Grandma's Cox's sink was a huge oval. I couldn't find one, so think big on this.

From the time I could step on the stool and wash my own hands, I knew that soap was the smell of goodness. It smelled like Grandma Cox, and I could take it away on my hands. Not like that brown stuff, Camay, my mom had at home. I boarded with Grandma Cox the first year I was in college, so I have a long history with that soap. I have no idea what Laura uses in the shower, but I may track down a bar of Sweetheart soap for her for Christmas.

In other nice things, Laura, Emily and I are all leaving town next week. Emily is going to band camp, Laura is going to horse camp with Cousin Caroline, who is an old hand at horse camp and champing to show Laura what it’s all about. And, I’m taking my camera and going to Wisconsin. After an extremely intense and unhappy executive session at the township this week, the trustees wished me a good trip, and one trustee wistfully said, “I’ve always wanted one of those cheese head hats.” We all looked and he mumbled, “I just think they’re cool.”
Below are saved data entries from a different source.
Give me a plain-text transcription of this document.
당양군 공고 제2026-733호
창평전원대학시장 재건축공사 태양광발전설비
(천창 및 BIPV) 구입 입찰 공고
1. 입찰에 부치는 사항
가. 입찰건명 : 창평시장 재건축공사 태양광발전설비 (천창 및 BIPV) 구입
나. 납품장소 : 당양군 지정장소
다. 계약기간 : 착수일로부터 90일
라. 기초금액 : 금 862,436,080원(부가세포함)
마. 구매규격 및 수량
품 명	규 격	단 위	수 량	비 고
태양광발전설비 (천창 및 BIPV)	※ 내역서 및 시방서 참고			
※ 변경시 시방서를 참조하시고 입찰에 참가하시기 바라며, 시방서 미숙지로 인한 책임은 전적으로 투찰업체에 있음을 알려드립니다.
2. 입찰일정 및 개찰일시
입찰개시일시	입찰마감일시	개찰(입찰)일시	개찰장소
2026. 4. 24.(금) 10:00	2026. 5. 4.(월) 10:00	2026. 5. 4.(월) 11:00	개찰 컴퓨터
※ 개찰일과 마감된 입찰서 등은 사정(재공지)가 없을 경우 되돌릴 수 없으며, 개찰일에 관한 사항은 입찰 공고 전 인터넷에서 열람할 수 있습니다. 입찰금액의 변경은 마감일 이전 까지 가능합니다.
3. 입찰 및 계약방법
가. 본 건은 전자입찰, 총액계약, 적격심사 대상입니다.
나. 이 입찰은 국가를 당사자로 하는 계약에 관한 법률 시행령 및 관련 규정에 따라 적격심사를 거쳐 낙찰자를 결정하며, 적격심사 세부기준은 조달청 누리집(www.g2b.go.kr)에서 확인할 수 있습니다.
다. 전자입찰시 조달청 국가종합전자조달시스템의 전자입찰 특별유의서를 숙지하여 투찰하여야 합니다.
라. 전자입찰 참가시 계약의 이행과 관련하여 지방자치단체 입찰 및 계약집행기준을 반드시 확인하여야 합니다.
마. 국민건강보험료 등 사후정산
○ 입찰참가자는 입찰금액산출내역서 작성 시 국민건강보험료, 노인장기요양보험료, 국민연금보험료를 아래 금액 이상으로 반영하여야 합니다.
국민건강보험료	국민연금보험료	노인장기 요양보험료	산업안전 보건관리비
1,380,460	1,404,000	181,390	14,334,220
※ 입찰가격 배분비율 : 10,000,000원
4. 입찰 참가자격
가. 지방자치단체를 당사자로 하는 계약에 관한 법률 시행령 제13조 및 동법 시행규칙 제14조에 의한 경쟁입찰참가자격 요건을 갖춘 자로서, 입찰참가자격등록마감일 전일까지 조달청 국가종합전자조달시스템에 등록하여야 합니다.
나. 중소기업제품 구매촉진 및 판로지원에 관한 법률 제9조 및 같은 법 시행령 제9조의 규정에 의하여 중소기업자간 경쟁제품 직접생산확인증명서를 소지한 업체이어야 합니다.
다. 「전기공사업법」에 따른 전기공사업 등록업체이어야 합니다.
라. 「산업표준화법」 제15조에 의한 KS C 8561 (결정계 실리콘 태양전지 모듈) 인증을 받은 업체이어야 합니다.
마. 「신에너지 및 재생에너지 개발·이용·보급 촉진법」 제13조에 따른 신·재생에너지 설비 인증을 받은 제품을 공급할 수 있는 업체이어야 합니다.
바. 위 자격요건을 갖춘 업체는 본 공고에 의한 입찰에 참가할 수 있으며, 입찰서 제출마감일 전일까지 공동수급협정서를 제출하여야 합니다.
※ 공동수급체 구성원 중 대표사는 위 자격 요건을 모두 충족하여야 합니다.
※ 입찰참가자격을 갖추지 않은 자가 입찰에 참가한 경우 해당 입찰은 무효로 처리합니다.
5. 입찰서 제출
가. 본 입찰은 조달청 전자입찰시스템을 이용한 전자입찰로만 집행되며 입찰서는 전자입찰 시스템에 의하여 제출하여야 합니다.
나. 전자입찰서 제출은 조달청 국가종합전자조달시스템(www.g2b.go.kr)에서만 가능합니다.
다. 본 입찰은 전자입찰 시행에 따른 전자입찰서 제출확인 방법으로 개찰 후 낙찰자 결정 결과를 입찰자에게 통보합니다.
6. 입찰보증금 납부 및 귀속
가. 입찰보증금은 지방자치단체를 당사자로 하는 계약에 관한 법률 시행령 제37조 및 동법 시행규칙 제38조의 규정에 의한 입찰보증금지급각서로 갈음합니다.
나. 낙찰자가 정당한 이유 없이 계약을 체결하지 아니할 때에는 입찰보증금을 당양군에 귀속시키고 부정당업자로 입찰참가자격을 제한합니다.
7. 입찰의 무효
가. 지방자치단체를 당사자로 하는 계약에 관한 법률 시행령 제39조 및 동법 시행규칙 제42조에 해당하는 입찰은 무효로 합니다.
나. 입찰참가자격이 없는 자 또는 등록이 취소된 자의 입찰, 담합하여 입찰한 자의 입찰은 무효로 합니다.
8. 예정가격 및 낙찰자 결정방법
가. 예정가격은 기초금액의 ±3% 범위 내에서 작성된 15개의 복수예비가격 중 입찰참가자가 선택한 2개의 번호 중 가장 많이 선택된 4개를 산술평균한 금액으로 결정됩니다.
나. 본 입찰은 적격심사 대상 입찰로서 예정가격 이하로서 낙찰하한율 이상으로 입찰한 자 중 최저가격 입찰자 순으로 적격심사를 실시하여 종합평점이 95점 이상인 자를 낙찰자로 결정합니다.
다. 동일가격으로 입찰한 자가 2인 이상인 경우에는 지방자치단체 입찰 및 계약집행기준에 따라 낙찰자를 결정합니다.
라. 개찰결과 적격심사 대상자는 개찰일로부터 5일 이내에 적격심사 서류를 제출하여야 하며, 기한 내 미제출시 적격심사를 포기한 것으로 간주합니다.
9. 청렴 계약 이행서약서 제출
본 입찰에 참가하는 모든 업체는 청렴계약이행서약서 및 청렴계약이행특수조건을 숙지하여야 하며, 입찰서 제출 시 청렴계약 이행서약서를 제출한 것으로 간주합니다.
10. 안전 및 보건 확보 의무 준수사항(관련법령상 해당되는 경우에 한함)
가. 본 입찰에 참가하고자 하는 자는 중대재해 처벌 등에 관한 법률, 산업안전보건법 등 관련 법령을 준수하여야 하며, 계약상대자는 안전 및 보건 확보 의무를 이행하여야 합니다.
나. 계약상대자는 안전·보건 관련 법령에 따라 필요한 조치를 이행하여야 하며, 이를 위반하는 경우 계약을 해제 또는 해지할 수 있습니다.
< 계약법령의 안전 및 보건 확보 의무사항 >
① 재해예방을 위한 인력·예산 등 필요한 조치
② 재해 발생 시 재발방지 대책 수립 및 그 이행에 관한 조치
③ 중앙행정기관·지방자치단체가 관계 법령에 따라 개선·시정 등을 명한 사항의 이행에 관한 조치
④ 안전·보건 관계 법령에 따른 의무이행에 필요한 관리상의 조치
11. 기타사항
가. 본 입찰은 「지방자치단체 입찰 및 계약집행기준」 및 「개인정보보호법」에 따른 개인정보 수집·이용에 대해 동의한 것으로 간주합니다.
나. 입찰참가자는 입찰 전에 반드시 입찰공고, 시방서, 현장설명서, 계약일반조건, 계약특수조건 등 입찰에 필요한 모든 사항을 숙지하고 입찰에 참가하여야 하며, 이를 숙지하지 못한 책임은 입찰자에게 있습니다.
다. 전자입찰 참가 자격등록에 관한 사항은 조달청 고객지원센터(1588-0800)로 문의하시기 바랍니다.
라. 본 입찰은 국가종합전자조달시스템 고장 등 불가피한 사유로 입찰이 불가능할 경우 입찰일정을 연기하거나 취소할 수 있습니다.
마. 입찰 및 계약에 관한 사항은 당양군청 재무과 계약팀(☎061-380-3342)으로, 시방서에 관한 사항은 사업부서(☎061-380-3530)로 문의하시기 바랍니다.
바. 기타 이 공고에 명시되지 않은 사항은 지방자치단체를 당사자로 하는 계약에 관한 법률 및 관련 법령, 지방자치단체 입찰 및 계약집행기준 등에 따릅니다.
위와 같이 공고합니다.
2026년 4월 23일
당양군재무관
He is the director of our library and runs a great children's program. He came to another very important board meeting this week in his best batman tee shirt. It was the children’s talent program day at the library. We just let all the VIP’s in the meeting conclude for themselves this trustee knows his township business, too. I’ll bring him the hat, and he will say, “Holy cheese head hat, Robin.”

Wednesday, July 22, 2015

Glads they are

July 20

July 21

July 22

I have inquiries out to people who gifted the garden.
We need to know the origin of gladiola bulbs that survived last winter in the ground.

Monday, July 20, 2015

Framing the moth and the butterfly

 My sister called my attention to a swallowtail in the garden.
My first sighting of the year. She's seen several.

 Completely oblivious, I'm sure, a hummingbird moth is mining the same flowers.
Of course I had to try to photograph them together.

Neither one was interested in my objective.
But, not too bad.

The best I got.

Now here is a real mystery.
These can only be glads.
Where did I get them?
More to the point, why did we plant them last fall?
My biggest recollection of glads is my dad digging them up every fall and storing them to spring.
That doesn't happen in this garden.

Emily thinks they came home in a bag of bulbs from a very old garden in Peninsula.
Perhaps they have become accustomed to our winters.
Perhaps I was to save them to plant in spring.
Perhaps all the snow last winter protected them.
We'll see if they come up again next summer.